= Soro (woreda) =

District in the Southern Nations, Nationalities and Peoples' Region, Ethiopia

Soro is one of the woredas in the Southern Nations, Nationalities, and Peoples' Region of Ethiopia. Part of the Hadiya Zone, Soro consists large population of Hadiya and Danta dubamo people, bordered on the south by the Kembata Tembaro Zone, on the southwest by the Dawro Zone, on the west by the Omo River which separates it from the Oromia Region, on the north by Gomibora, on the northeast by Limo, and on the southeast by Duna. The administrative center of this woreda is Gimbichu; other towns in Soro include Jajura. Parts of Soro were separated to create Duna and Gomibora woredas.

== Overview ==
Soro has 19 kilometers of all-weather roads and 48 kilometers of dry-weather roads, for an average road density of 54 kilometers per 1000 square kilometers.

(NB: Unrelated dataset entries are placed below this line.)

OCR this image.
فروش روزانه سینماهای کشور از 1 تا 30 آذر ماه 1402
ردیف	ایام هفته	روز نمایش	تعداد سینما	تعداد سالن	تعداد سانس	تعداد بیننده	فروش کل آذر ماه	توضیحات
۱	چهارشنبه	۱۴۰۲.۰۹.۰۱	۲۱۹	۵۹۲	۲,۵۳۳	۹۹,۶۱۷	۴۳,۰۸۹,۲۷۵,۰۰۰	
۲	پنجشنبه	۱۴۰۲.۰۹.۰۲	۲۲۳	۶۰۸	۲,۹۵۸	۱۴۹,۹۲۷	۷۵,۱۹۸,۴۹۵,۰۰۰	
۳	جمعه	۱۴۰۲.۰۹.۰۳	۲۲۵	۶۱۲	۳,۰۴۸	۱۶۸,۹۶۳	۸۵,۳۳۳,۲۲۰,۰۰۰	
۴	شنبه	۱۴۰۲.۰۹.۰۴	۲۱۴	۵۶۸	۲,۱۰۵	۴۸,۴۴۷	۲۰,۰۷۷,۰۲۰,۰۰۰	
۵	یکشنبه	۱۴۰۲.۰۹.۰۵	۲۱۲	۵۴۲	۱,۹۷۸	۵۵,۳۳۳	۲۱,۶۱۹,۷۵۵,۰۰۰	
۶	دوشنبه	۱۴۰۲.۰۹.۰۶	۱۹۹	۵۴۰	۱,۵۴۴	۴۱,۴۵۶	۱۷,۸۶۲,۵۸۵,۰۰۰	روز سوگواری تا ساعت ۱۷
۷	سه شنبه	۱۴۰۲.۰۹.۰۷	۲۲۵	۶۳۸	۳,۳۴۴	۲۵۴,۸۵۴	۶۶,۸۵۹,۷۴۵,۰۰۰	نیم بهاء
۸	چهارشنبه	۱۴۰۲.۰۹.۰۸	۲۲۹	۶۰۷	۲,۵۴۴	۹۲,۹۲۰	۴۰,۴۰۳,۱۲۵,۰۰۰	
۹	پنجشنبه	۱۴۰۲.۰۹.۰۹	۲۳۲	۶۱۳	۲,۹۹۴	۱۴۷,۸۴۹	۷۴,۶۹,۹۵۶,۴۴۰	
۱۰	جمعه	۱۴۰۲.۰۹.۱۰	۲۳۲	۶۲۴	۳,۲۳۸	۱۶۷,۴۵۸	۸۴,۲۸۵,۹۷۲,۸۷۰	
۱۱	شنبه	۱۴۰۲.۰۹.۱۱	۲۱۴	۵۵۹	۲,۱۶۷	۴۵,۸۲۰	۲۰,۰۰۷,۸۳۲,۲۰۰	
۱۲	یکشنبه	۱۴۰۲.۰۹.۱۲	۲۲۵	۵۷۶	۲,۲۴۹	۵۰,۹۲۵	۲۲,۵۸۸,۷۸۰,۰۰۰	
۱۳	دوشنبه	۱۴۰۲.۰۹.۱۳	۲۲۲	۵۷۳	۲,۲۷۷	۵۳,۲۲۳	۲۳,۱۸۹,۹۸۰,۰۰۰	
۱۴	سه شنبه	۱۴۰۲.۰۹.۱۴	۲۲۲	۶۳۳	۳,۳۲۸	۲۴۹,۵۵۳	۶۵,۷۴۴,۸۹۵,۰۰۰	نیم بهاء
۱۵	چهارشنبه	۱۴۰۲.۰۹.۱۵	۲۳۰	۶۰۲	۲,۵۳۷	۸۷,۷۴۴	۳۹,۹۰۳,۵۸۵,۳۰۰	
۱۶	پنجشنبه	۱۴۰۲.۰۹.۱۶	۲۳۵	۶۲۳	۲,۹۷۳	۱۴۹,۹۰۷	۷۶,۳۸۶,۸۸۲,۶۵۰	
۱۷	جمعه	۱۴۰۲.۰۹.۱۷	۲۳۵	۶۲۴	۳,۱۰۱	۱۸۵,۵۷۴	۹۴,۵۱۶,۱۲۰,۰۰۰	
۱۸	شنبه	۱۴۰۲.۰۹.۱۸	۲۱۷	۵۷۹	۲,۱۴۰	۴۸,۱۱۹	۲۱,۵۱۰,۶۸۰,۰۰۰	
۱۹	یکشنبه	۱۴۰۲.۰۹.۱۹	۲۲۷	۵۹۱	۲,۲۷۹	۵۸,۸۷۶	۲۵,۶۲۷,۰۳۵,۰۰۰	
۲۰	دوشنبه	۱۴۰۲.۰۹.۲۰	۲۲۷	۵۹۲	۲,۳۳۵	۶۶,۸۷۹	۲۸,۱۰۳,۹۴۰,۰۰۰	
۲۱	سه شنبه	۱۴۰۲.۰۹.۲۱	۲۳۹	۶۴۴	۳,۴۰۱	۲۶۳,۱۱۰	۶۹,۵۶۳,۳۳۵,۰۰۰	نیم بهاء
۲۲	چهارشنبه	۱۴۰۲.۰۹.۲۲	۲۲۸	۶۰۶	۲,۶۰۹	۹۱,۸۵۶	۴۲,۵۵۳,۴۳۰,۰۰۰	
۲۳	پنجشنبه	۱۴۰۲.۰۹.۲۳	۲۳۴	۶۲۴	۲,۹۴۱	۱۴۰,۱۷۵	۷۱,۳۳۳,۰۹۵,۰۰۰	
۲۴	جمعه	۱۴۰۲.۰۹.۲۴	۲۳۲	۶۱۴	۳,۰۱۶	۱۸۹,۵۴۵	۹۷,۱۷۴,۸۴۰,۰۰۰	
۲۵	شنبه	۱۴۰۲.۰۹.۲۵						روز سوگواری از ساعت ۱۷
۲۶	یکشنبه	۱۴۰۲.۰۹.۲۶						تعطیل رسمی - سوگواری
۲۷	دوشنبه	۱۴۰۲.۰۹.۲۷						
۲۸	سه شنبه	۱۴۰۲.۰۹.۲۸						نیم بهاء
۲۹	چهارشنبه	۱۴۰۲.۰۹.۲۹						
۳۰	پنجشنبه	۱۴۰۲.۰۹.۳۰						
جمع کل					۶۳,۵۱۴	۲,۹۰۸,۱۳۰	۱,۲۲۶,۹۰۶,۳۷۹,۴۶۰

During the 2000 general elections, local police beat Selfamo Kintamo, an elderly supporter of the Southern Ethiopia Peoples' Democratic Coalition (SEPDC) and the uncle of a SEPDC parliamentarian. The US Department of State reports this was because of Selfamo's support of the SEPDC. During the same election, an activist of the Hadiya National Democratic Organization and his wife were killed in Omoshoro kebele by a grenade allegedly thrown by a member of the Ethiopian People's Revolutionary Democratic Front (EPRDF) for reporting voting irregularities to the local representative of the National Election Board of Ethiopia (NEBE). When the teen-aged son of the dead couple learned of their deaths, he obtained a sword and sought the EPRDF member avenge his parents' death, but when he learned the party member had fled the scene, he instead killed the NEBE representative.

== Demographics ==
Based on the 2007 Census conducted by the CSA, this woreda has a total population of 188,858, of whom 94,363 are men and 94,495 women; 16,885 or 8.94% of its population are urban dwellers. The majority of the inhabitants were Protestants, with 88.14% of the population reporting that belief, 5.28% practiced Ethiopian Orthodox Christianity, and 4.94% were Catholic.

The 1994 national census reported a total population for this woreda of 287,589 of whom 143,835 were men and 143,754 were women; 9,578 or 3.33% of its population were urban dwellers. The five largest ethnic groups reported in Soro were the Hadiya (67.57%), Danta [Dubammo] (24.22%), the Kambaata (2.67%), the Timbaro (1.49%), and the Amhara (1.23%); all other ethnic groups made up 2.82% of the population. Hadiya was spoken as a first language by 84.13%, 3.0% Kizigna (Dubammo language), 2.17% Kambaata, 1.14% Tembaro, and 6.75% spoke Amharic; the remaining 2.81% spoke all other primary languages reported. 60.15% of the population said they were Protestants, 19.04% embraced Ethiopian Orthodox Christianity, 11.39% were Catholic, 4.46% practiced traditional religions, and 0.95% were Muslim.
Concerning education, 29.62% of the population were considered literate, which is less than the Zone average of 33.01%. Concerning sanitary conditions, 68.48% of the urban houses and 21.33% of all houses had access to safe drinking water at the time of the census; 51.53% of the urban and 9.49% of all houses had toilet facilities.